When the Civil War began, the United States Navy’s Atlantic Squadron, commanded by Commodore Silas H. Stringham, sought to blockade the entire Eastern Seaboard of the Confederacy. It faced two major problems: a shortage of manpower and an abundance of fugitive slaves flocking to the Union fleet. The commander of one vessel, Commander O.S. Glisson, had fifteen refugees on his ship, none of whom he intended to return to their owners. Glisson wrote to Commodore Stringham asking for advice, and Stringham wrote to Secretary of the Navy Gideon Welles with an idea. Arguing that “if Negroes are to be used in this contest . . . they should be used to preserve the Government,” Stringham asked permission to recruit these fugitive slaves. Secretary Welles knew the Navy needed men, so he approved the request.

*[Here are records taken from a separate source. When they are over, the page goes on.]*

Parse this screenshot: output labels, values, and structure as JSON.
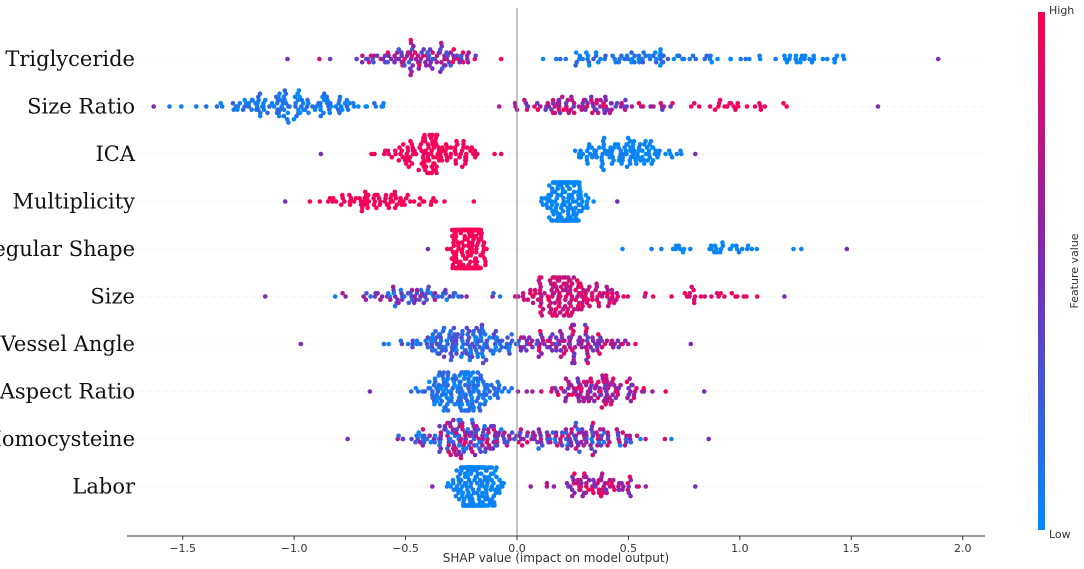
{
  "chart_data": {
    "type": "scatter",
    "subtype": "shap-beeswarm",
    "xlabel": "SHAP value (impact on model output)",
    "xlim": [
      -1.75,
      2.1
    ],
    "xticks": [
      -1.5,
      -1.0,
      -0.5,
      0.0,
      0.5,
      1.0,
      1.5,
      2.0
    ],
    "xtick_labels": [
      "−1.5",
      "−1.0",
      "−0.5",
      "0.0",
      "0.5",
      "1.0",
      "1.5",
      "2.0"
    ],
    "grid": false,
    "colorbar": {
      "label": "Feature value",
      "high_label": "High",
      "low_label": "Low",
      "high_color": "#ff0052",
      "low_color": "#008bfb"
    },
    "features": [
      {
        "name": "Triglyceride",
        "min": -1.03,
        "max": 1.89,
        "clusters": [
          {
            "center": -0.45,
            "spread": 0.3,
            "count": 110,
            "value": 0.6,
            "valueJitter": 0.4
          },
          {
            "center": 0.55,
            "spread": 0.35,
            "count": 75,
            "value": 0.1,
            "valueJitter": 0.15
          },
          {
            "center": 1.25,
            "spread": 0.3,
            "count": 30,
            "value": 0.05,
            "valueJitter": 0.05
          }
        ]
      },
      {
        "name": "Size Ratio",
        "min": -1.63,
        "max": 1.62,
        "clusters": [
          {
            "center": -1.0,
            "spread": 0.35,
            "count": 130,
            "value": 0.1,
            "valueJitter": 0.12
          },
          {
            "center": 0.3,
            "spread": 0.3,
            "count": 95,
            "value": 0.65,
            "valueJitter": 0.3
          },
          {
            "center": 0.95,
            "spread": 0.25,
            "count": 25,
            "value": 0.92,
            "valueJitter": 0.08
          }
        ]
      },
      {
        "name": "ICA",
        "min": -0.88,
        "max": 0.8,
        "clusters": [
          {
            "center": -0.4,
            "spread": 0.22,
            "count": 130,
            "value": 0.95,
            "valueJitter": 0.05
          },
          {
            "center": 0.48,
            "spread": 0.2,
            "count": 110,
            "value": 0.04,
            "valueJitter": 0.04
          }
        ]
      },
      {
        "name": "Multiplicity",
        "min": -1.04,
        "max": 0.45,
        "clusters": [
          {
            "center": -0.6,
            "spread": 0.25,
            "count": 75,
            "value": 0.96,
            "valueJitter": 0.04
          },
          {
            "center": 0.22,
            "spread": 0.08,
            "count": 170,
            "value": 0.03,
            "valueJitter": 0.03
          }
        ]
      },
      {
        "name": "Regular Shape",
        "min": -0.4,
        "max": 1.48,
        "clusters": [
          {
            "center": -0.22,
            "spread": 0.07,
            "count": 220,
            "value": 0.97,
            "valueJitter": 0.03
          },
          {
            "center": 0.9,
            "spread": 0.28,
            "count": 35,
            "value": 0.04,
            "valueJitter": 0.04
          }
        ]
      },
      {
        "name": "Size",
        "min": -1.13,
        "max": 1.2,
        "clusters": [
          {
            "center": -0.45,
            "spread": 0.3,
            "count": 70,
            "value": 0.35,
            "valueJitter": 0.35
          },
          {
            "center": 0.25,
            "spread": 0.2,
            "count": 160,
            "value": 0.82,
            "valueJitter": 0.15
          },
          {
            "center": 0.85,
            "spread": 0.2,
            "count": 25,
            "value": 0.9,
            "valueJitter": 0.08
          }
        ]
      },
      {
        "name": "Vessel Angle",
        "min": -0.97,
        "max": 0.78,
        "clusters": [
          {
            "center": -0.25,
            "spread": 0.25,
            "count": 150,
            "value": 0.2,
            "valueJitter": 0.2
          },
          {
            "center": 0.25,
            "spread": 0.22,
            "count": 110,
            "value": 0.65,
            "valueJitter": 0.3
          }
        ]
      },
      {
        "name": "Aspect Ratio",
        "min": -0.66,
        "max": 0.84,
        "clusters": [
          {
            "center": -0.25,
            "spread": 0.18,
            "count": 160,
            "value": 0.12,
            "valueJitter": 0.12
          },
          {
            "center": 0.35,
            "spread": 0.25,
            "count": 110,
            "value": 0.7,
            "valueJitter": 0.3
          }
        ]
      },
      {
        "name": "Homocysteine",
        "min": -0.76,
        "max": 0.86,
        "clusters": [
          {
            "center": -0.2,
            "spread": 0.25,
            "count": 160,
            "value": 0.45,
            "valueJitter": 0.45
          },
          {
            "center": 0.3,
            "spread": 0.25,
            "count": 110,
            "value": 0.5,
            "valueJitter": 0.45
          }
        ]
      },
      {
        "name": "Labor",
        "min": -0.38,
        "max": 0.8,
        "clusters": [
          {
            "center": -0.18,
            "spread": 0.1,
            "count": 190,
            "value": 0.04,
            "valueJitter": 0.04
          },
          {
            "center": 0.35,
            "spread": 0.2,
            "count": 75,
            "value": 0.7,
            "valueJitter": 0.3
          }
        ]
      }
    ]
  }
}
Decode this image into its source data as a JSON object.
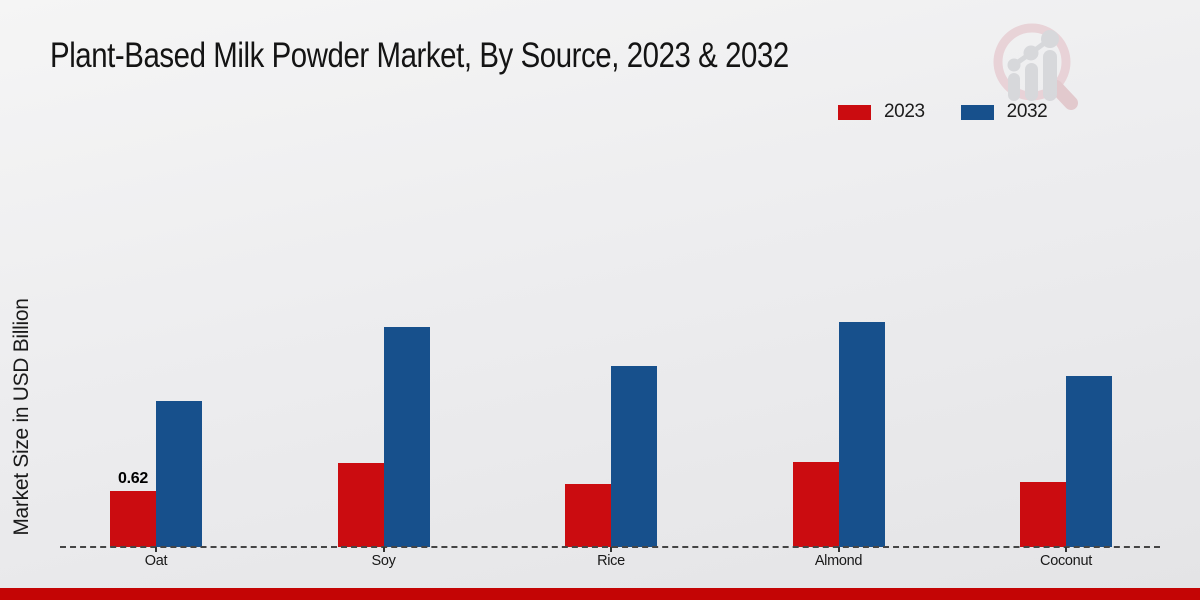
{
  "header": {
    "title": "Plant-Based Milk Powder Market, By Source, 2023 & 2032"
  },
  "y_axis": {
    "label": "Market Size in USD Billion"
  },
  "brand": {
    "logo_icon": "magnifier-bar-chart-icon",
    "footer_color": "#c40505",
    "logo_ring_color": "#e7ced3",
    "logo_bar_color": "#d3d4d8"
  },
  "chart_data": {
    "type": "bar",
    "title": "Plant-Based Milk Powder Market, By Source, 2023 & 2032",
    "xlabel": "",
    "ylabel": "Market Size in USD Billion",
    "categories": [
      "Oat",
      "Soy",
      "Rice",
      "Almond",
      "Coconut"
    ],
    "series": [
      {
        "name": "2023",
        "color": "#cb0c10",
        "values": [
          0.62,
          0.93,
          0.7,
          0.94,
          0.72
        ]
      },
      {
        "name": "2032",
        "color": "#17508c",
        "values": [
          1.62,
          2.44,
          2.01,
          2.5,
          1.9
        ]
      }
    ],
    "data_labels": [
      {
        "series": "2023",
        "category": "Oat",
        "text": "0.62"
      }
    ],
    "ylim": [
      0,
      2.6
    ],
    "grid": false,
    "legend_position": "top-right",
    "baseline_style": "dashed"
  }
}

Two factors made this solution possible. The first was the Navy’s perennial manpower problem. Ever since the Revolutionary War, the Navy had never had enough sailors. Time and again, they turned to African Americans for help filling the ranks. While a quota had been instituted in the 1830s, it was dropped in 1862 when the Second Confiscation Act and the Militia Act became law. The latter technically allowed African-American recruitment for any kind of military service, so the Navy took full advantage. The second factor behind Welles’s decision was the naval recruiting process itself. Naval recruitment was a federal responsibility, so the states had no say in how—or who—the Navy recruited. This put the Navy a couple of years ahead of the Army, which relied largely on state-based recruitment and did not allow African-American enlistment until 1863.
Not only were they allowed to enlist sooner, African American sailors faced a much different experience than of many United States Colored Troops in the Army. The Navy itself did not really mind the presence of tens of thousands of African Americans, men not unlike the unidentified sailor in this photograph. To many career sailors, it was nothing new. In addition, naval vessels had integrated crews and African Americans had equal pay, benefits, standards of living, healthcare, and status within the naval bureaucracy. Rank restrictions were dropped when the Navy started to compete with the Army for African American enlistment after the establishment of the United States Colored Troops in 1863.
While most African Americans served as low-ranking sailors, the Navy also hired some as pilots. Many African Americans were familiar with the coastal waterways of the Deep South, and could easily guide Union troops and ships to attack Confederate positions inland. These pilots made up something resembling an officer class, with ranks of acting master pilot and acting ensign pilot. One such pilot was Robert Smalls, famous for sailing a Confederate steamer called the Planter past the Fort Sumter batteries to the Union blockade in May 1862. After this escapade, Smalls served as the master of the Planter, in addition to piloting Army and Navy vessels on many occasions, including the assault on Charleston, South Carolina in April 1863. Smalls was but one of the many African Americans who offered invaluable service to the Union Navy throughout the course of the war.
Sources:
Cecelski, David S. The Waterman’s Song: Slavery and Freedom in Maritime North Carolina. Chapel Hill: University of North Carolina Press, 2001.
Ramold, Steven J. Slaves, Sailors, Citizens: African Americans in the Union Navy. DeKalb, IL: Norther Illinois University Press, 2002.